One of the most famous statistical tests is Student's t-test. You might have heard of it before: it allows us to determine whether two sets of data are significantly different from one another. This was a really important test for William Sealy Gosset, the inventor of the test, who worked at the Guinness brewery and wanted to know whether two batches of stout differed in quality.

In practice, the t-test allows us to determine whether two data samples come from underlying distributions with the same mean or expected value.

For our purposes, this means that we can use the t-test to determine whether the test scores of two independent classifiers have the same mean value. We start by hypothesizing that the two sets of test scores are identical. We call this the null hypothesis because this is the hypothesis we want to nullify, that is, we are looking for evidence to reject the hypothesis because we want to ensure that one classifier is significantly better than the other.

We accept or reject a null hypothesis based on a parameter known as the p-value that the t-test returns. The p-value takes on values between 0 and 1. A p-value of 0.05 would mean that the null hypothesis is right only 5 out of 100 times. A small p-value hence indicates strong evidence that the hypothesis can be safely rejected. It is customary to use p=0.05 as a cut-off value below which we reject the null hypothesis.

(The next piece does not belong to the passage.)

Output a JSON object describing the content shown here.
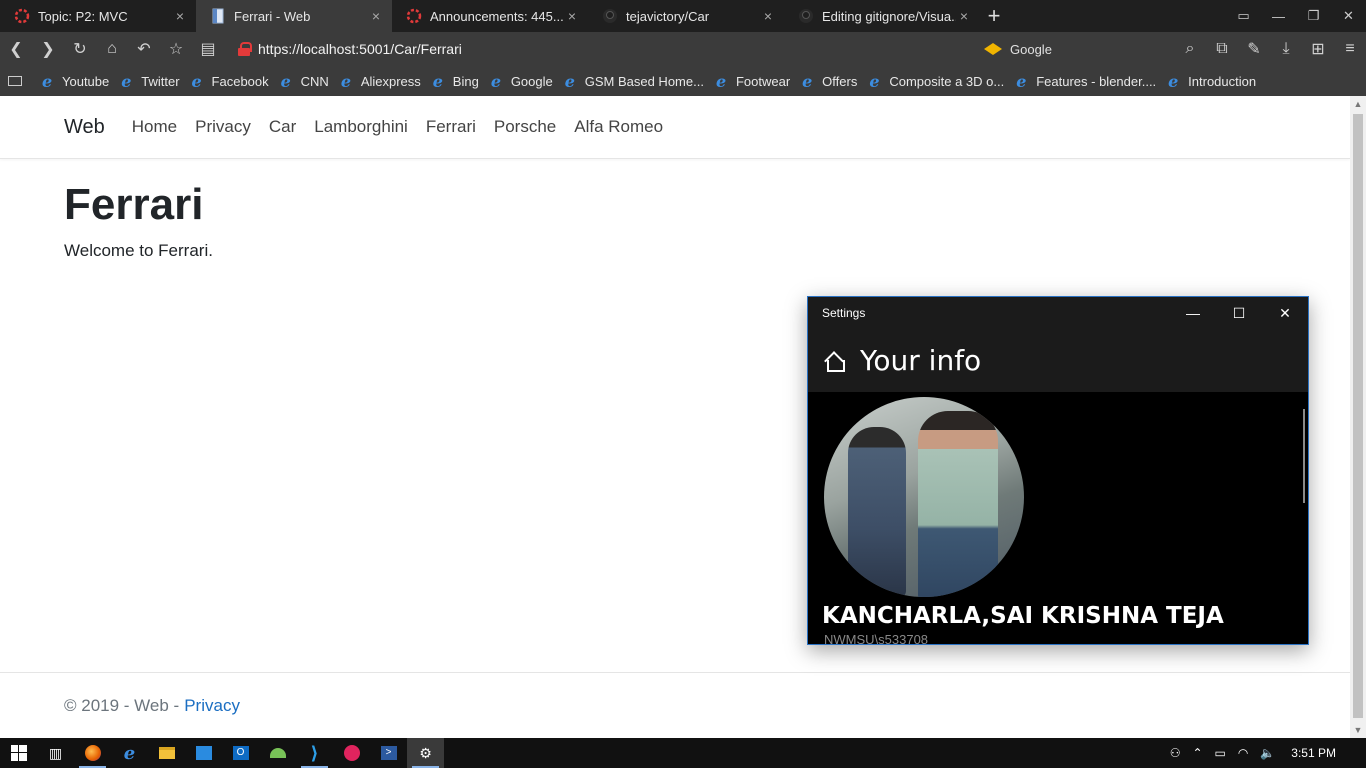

If this is all too confusing, think of it this way: when we run a t-test to compare classifier test scores, we are looking to obtain a small p-value because that means that the two classifiers give significantly different results.

We can implement Student's t-test with SciPy's ttest_ind function from the stats module:

In [25]: from scipy.stats import ttest_ind

Let's start with a simple example. Assume we ran five-fold cross-validation on two classifiers and obtained the following scores:

In [26]: scores_a = [1, 1, 1, 1, 1]
...      scores_b = [0, 0, 0, 0, 0]

This means that Model A achieved 100% accuracy in all five folds, whereas Model B got 0% accuracy. In this case, it is clear that the two results are significantly different. If we run the t-test on this data, we should hence find a really small p-value:

In [27]: ttest_ind(scores_a, scores_b)
Out[27]: Ttest_indResult(statistic=inf, pvalue=0.0)

And we do! We actually get the smallest possible p-value, p=0.0.

On the other hand, what if the two classifiers got exactly the same numbers, except during different folds? In this case, we would expect the two classifiers to be equivalent, which is indicated by a really large p-value:

In [28]: scores_a = [0.9, 0.9, 0.9, 0.8, 0.8]
...      scores_b = [0.8, 0.8, 0.9, 0.9, 0.9]
...      ttest_ind(scores_a, scores_b)
Out[28]: Ttest_indResult(statistic=0.0, pvalue=1.0)

Analogous to the aforementioned, we get the largest possible p-value, p=1.0.

To see what happens in a more realistic example, let's return to our kNN classifier from an earlier example. Using the test scores obtained from the ten-fold cross-validation procedure, we can compare two different kNN classifiers with the following procedure:

1. Obtain a set of test scores for Model A. We choose Model A to be the kNN classifier from earlier (k=1):

      In [29]: k1 = KNeighborsClassifier(n_neighbors=1)
      ...      scores_k1 = cross_val_score(k1, X, y, cv=10)
      ...      np.mean(scores_k1), np.std(scores_k1)
      Out[29]: (0.95999999999999996, 0.053333333333333323)

2. Obtain a set of test scores for Model B. Let's choose Model B to be a kNN classifier with k=3:

      In [30]: k3 = KNeighborsClassifier(n_neighbors=3)
      ...      scores_k3 = cross_val_score(k3, X, y, cv=10)
      ...      np.mean(scores_k3), np.std(scores_k3)
      Out[30]: (0.96666666666666656, 0.044721359549995787)

3. Apply the t-test to both sets of scores:

      In [31]: ttest_ind(scores_k1, scores_k3)
      Out[31]: Ttest_indResult(statistic=-0.2873478855663425,
               pvalue=0.77712784875052965)

As you can see, this is a good example of two classifiers giving different cross-validation scores (96.0% and 96.7%) that turn out to be not significantly different! Because we get a large p-value (p=0.777), we expect the two classifiers to be equivalent 77 out of 100 times.